I was going through some old files (I’m kind of a pack rat in that sense) and discovered the schematic above. For those of you who’ve seen The Good at any point since about 1996–and shame on those of you who haven’t–you’ve surely noted the four floorstanding houselamps we have on stage. They’re the kind of thing your grandma had in her house in the 70’s. We drilled holes out in the lampshades so they spell out G-O-O-D. See what we did there?

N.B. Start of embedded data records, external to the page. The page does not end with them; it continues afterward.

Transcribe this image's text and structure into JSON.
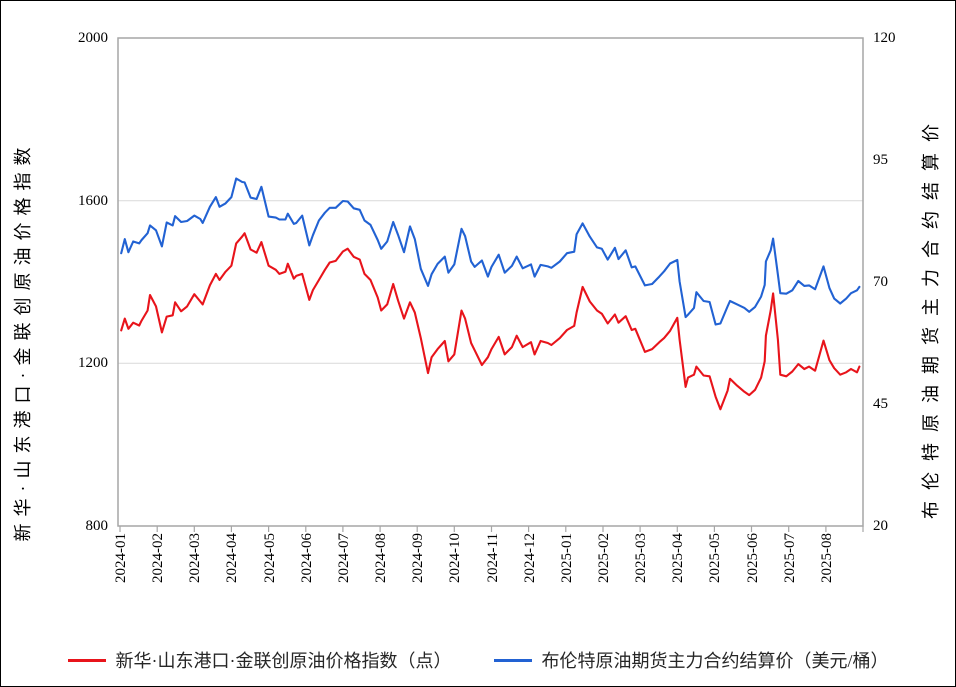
{
  "page": {
    "background": "#ffffff",
    "border_color": "#000000"
  },
  "chart_data": {
    "type": "line",
    "title": "",
    "left_axis": {
      "label": "新华·山东港口·金联创原油价格指数",
      "ticks": [
        2000,
        1600,
        1200,
        800
      ],
      "range": [
        800,
        2000
      ],
      "gridlines": [
        1600,
        1200
      ]
    },
    "right_axis": {
      "label": "布伦特原油期货主力合约结算价",
      "ticks": [
        120,
        95,
        70,
        45,
        20
      ],
      "range": [
        20,
        120
      ]
    },
    "x_tick_labels": [
      "2024-01",
      "2024-02",
      "2024-03",
      "2024-04",
      "2024-05",
      "2024-06",
      "2024-07",
      "2024-08",
      "2024-09",
      "2024-10",
      "2024-11",
      "2024-12",
      "2025-01",
      "2025-02",
      "2025-03",
      "2025-04",
      "2025-05",
      "2025-06",
      "2025-07",
      "2025-08"
    ],
    "grid_color": "#d9d9d9",
    "axis_color": "#a6a6a6",
    "x": [
      "2024-01-02",
      "2024-01-05",
      "2024-01-08",
      "2024-01-12",
      "2024-01-17",
      "2024-01-19",
      "2024-01-24",
      "2024-01-26",
      "2024-01-31",
      "2024-02-05",
      "2024-02-09",
      "2024-02-14",
      "2024-02-16",
      "2024-02-21",
      "2024-02-26",
      "2024-03-01",
      "2024-03-06",
      "2024-03-08",
      "2024-03-14",
      "2024-03-19",
      "2024-03-22",
      "2024-03-27",
      "2024-04-01",
      "2024-04-05",
      "2024-04-10",
      "2024-04-12",
      "2024-04-17",
      "2024-04-22",
      "2024-04-26",
      "2024-05-01",
      "2024-05-07",
      "2024-05-10",
      "2024-05-15",
      "2024-05-17",
      "2024-05-22",
      "2024-05-24",
      "2024-05-29",
      "2024-06-04",
      "2024-06-07",
      "2024-06-12",
      "2024-06-17",
      "2024-06-21",
      "2024-06-26",
      "2024-07-01",
      "2024-07-05",
      "2024-07-10",
      "2024-07-15",
      "2024-07-19",
      "2024-07-24",
      "2024-07-30",
      "2024-08-02",
      "2024-08-07",
      "2024-08-12",
      "2024-08-16",
      "2024-08-21",
      "2024-08-26",
      "2024-08-30",
      "2024-09-04",
      "2024-09-10",
      "2024-09-13",
      "2024-09-18",
      "2024-09-24",
      "2024-09-27",
      "2024-10-01",
      "2024-10-07",
      "2024-10-10",
      "2024-10-15",
      "2024-10-18",
      "2024-10-24",
      "2024-10-29",
      "2024-11-01",
      "2024-11-07",
      "2024-11-12",
      "2024-11-18",
      "2024-11-22",
      "2024-11-27",
      "2024-12-03",
      "2024-12-06",
      "2024-12-11",
      "2024-12-17",
      "2024-12-20",
      "2024-12-27",
      "2025-01-02",
      "2025-01-08",
      "2025-01-10",
      "2025-01-15",
      "2025-01-21",
      "2025-01-27",
      "2025-01-31",
      "2025-02-05",
      "2025-02-11",
      "2025-02-14",
      "2025-02-20",
      "2025-02-25",
      "2025-02-28",
      "2025-03-05",
      "2025-03-11",
      "2025-03-17",
      "2025-03-21",
      "2025-03-26",
      "2025-04-01",
      "2025-04-03",
      "2025-04-08",
      "2025-04-10",
      "2025-04-15",
      "2025-04-17",
      "2025-04-23",
      "2025-04-28",
      "2025-05-02",
      "2025-05-06",
      "2025-05-12",
      "2025-05-14",
      "2025-05-20",
      "2025-05-26",
      "2025-05-30",
      "2025-06-04",
      "2025-06-09",
      "2025-06-12",
      "2025-06-13",
      "2025-06-17",
      "2025-06-19",
      "2025-06-23",
      "2025-06-25",
      "2025-06-30",
      "2025-07-04",
      "2025-07-09",
      "2025-07-14",
      "2025-07-18",
      "2025-07-23",
      "2025-07-30",
      "2025-08-04",
      "2025-08-08",
      "2025-08-13",
      "2025-08-18",
      "2025-08-22",
      "2025-08-27",
      "2025-08-29"
    ],
    "series": [
      {
        "name": "新华·山东港口·金联创原油价格指数（点）",
        "axis": "left",
        "color": "#e8141b",
        "values": [
          1281,
          1310,
          1285,
          1300,
          1293,
          1305,
          1330,
          1368,
          1340,
          1276,
          1315,
          1318,
          1350,
          1328,
          1340,
          1370,
          1352,
          1345,
          1392,
          1420,
          1405,
          1425,
          1440,
          1495,
          1512,
          1520,
          1480,
          1472,
          1498,
          1440,
          1430,
          1420,
          1425,
          1445,
          1408,
          1415,
          1420,
          1356,
          1380,
          1405,
          1430,
          1448,
          1452,
          1475,
          1482,
          1462,
          1455,
          1420,
          1405,
          1362,
          1330,
          1345,
          1395,
          1355,
          1310,
          1350,
          1325,
          1262,
          1176,
          1215,
          1235,
          1255,
          1205,
          1222,
          1330,
          1310,
          1250,
          1232,
          1196,
          1215,
          1235,
          1265,
          1222,
          1240,
          1268,
          1240,
          1252,
          1222,
          1255,
          1250,
          1245,
          1262,
          1282,
          1292,
          1325,
          1388,
          1352,
          1330,
          1322,
          1298,
          1320,
          1300,
          1316,
          1282,
          1285,
          1228,
          1235,
          1252,
          1262,
          1280,
          1312,
          1258,
          1142,
          1165,
          1172,
          1192,
          1170,
          1168,
          1118,
          1087,
          1133,
          1162,
          1145,
          1130,
          1122,
          1135,
          1165,
          1205,
          1268,
          1330,
          1372,
          1258,
          1172,
          1168,
          1180,
          1198,
          1186,
          1192,
          1182,
          1256,
          1208,
          1188,
          1172,
          1178,
          1186,
          1178,
          1192
        ]
      },
      {
        "name": "布伦特原油期货主力合约结算价（美元/桶）",
        "axis": "right",
        "color": "#2262d3",
        "values": [
          75.9,
          78.8,
          76.1,
          78.3,
          77.9,
          78.6,
          80.0,
          81.6,
          80.6,
          77.3,
          82.2,
          81.6,
          83.5,
          82.3,
          82.5,
          83.6,
          82.9,
          82.1,
          85.4,
          87.4,
          85.4,
          86.1,
          87.4,
          91.2,
          90.5,
          90.4,
          87.3,
          87.0,
          89.5,
          83.4,
          83.2,
          82.8,
          82.8,
          84.0,
          81.9,
          82.1,
          83.6,
          77.5,
          79.6,
          82.6,
          84.2,
          85.2,
          85.2,
          86.6,
          86.5,
          85.1,
          84.8,
          82.6,
          81.7,
          78.6,
          76.8,
          78.3,
          82.3,
          79.7,
          76.1,
          81.4,
          78.8,
          72.7,
          69.2,
          71.6,
          73.7,
          75.2,
          71.9,
          73.6,
          80.9,
          79.4,
          74.2,
          73.1,
          74.4,
          71.1,
          73.1,
          75.6,
          71.9,
          73.3,
          75.2,
          72.8,
          73.6,
          71.1,
          73.5,
          73.2,
          72.9,
          74.2,
          75.9,
          76.2,
          79.8,
          82.0,
          79.3,
          77.1,
          76.8,
          74.6,
          77.0,
          74.7,
          76.5,
          73.0,
          73.2,
          69.3,
          69.6,
          71.1,
          72.2,
          73.8,
          74.5,
          70.1,
          62.8,
          63.3,
          64.7,
          67.9,
          66.1,
          65.9,
          61.3,
          61.5,
          65.0,
          66.1,
          65.4,
          64.7,
          63.9,
          64.9,
          67.0,
          69.4,
          74.2,
          76.5,
          78.9,
          71.5,
          67.7,
          67.6,
          68.3,
          70.2,
          69.2,
          69.3,
          68.5,
          73.2,
          68.8,
          66.6,
          65.6,
          66.6,
          67.7,
          68.3,
          69.0
        ]
      }
    ],
    "legend_position": "bottom"
  }
}
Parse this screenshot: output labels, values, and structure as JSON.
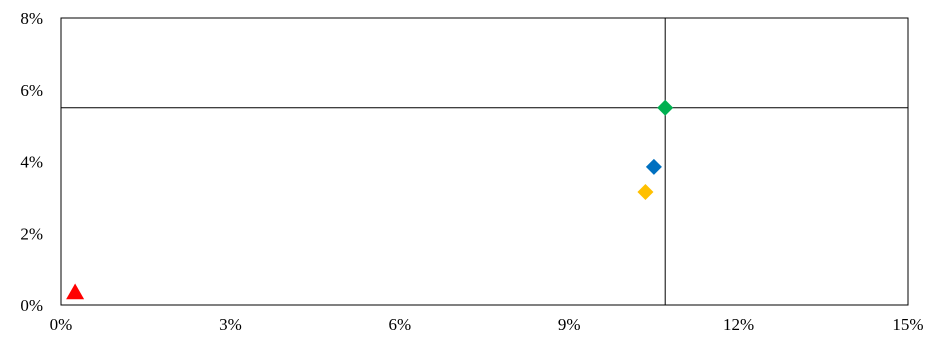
{
  "chart_data": {
    "type": "scatter",
    "title": "",
    "xlabel": "",
    "ylabel": "",
    "xlim": [
      0,
      15
    ],
    "ylim": [
      0,
      8
    ],
    "x_ticks": [
      0,
      3,
      6,
      9,
      12,
      15
    ],
    "y_ticks": [
      0,
      2,
      4,
      6,
      8
    ],
    "x_tick_labels": [
      "0%",
      "3%",
      "6%",
      "9%",
      "12%",
      "15%"
    ],
    "y_tick_labels": [
      "0%",
      "2%",
      "4%",
      "6%",
      "8%"
    ],
    "grid": false,
    "reference_lines": {
      "x": 10.7,
      "y": 5.5
    },
    "series": [
      {
        "marker": "triangle",
        "color": "#ff0000",
        "points": [
          {
            "x": 0.25,
            "y": 0.35
          }
        ]
      },
      {
        "marker": "diamond",
        "color": "#ffc000",
        "points": [
          {
            "x": 10.35,
            "y": 3.15
          }
        ]
      },
      {
        "marker": "diamond",
        "color": "#0070c0",
        "points": [
          {
            "x": 10.5,
            "y": 3.85
          }
        ]
      },
      {
        "marker": "diamond",
        "color": "#00b050",
        "points": [
          {
            "x": 10.7,
            "y": 5.5
          }
        ]
      }
    ]
  }
}
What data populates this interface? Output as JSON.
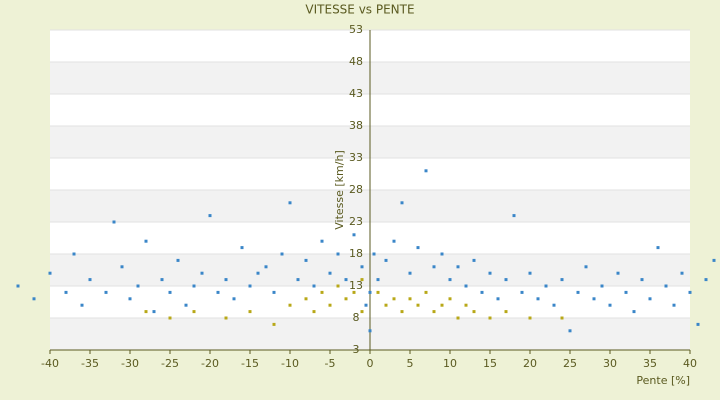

We’d been touring with them for a while, I think, when the idea struck me that it’d be fun to animate the lights, to set them up to blink rather than just be on all the time. There were various professional lighting devices available at the time that would have met the requirements and more, but we were already in debt and barely clawing out with our gig money. It was cheaper to build than to buy. So I designed and built this digital controller circuit for under $150. That’s it in the second picture. The control circuit is in the leftmost junction box, and the second one has solid state relays to control the 120V lamp circuits. It’s all screwed to a 2x6. There is also a remote footswitch to turn the lights on/off, and to initiate the blinking sequence.

Here’s what struck me as I looked at the yellowing schematic: I have been building technology, first as a hobbyist and then professionally, since I was about twelve years old. None of the software I built for a living (not counting my current “job”) is running anywhere. I don’t think that’s so much a referendum on the quality of my work–just life in a corner of the financial services world where ideas don’t work forever, so by definition neither will your software. And all the audio gadgets I’ve built over the years are in landfills. Most couldn’t handle life on the road, or were inferior to commercial products that are also cheaper.

But this stupid thing–after years of rough treatment traveling the country, being stomped on, having beer spilled on it, being chucked into trailers at 2:00am–is still running strong since 1996. Other than a couple of failed receptacles which you can see are disabled by duct tape, this has never required maintenance. This is by far my most enduring engineering work.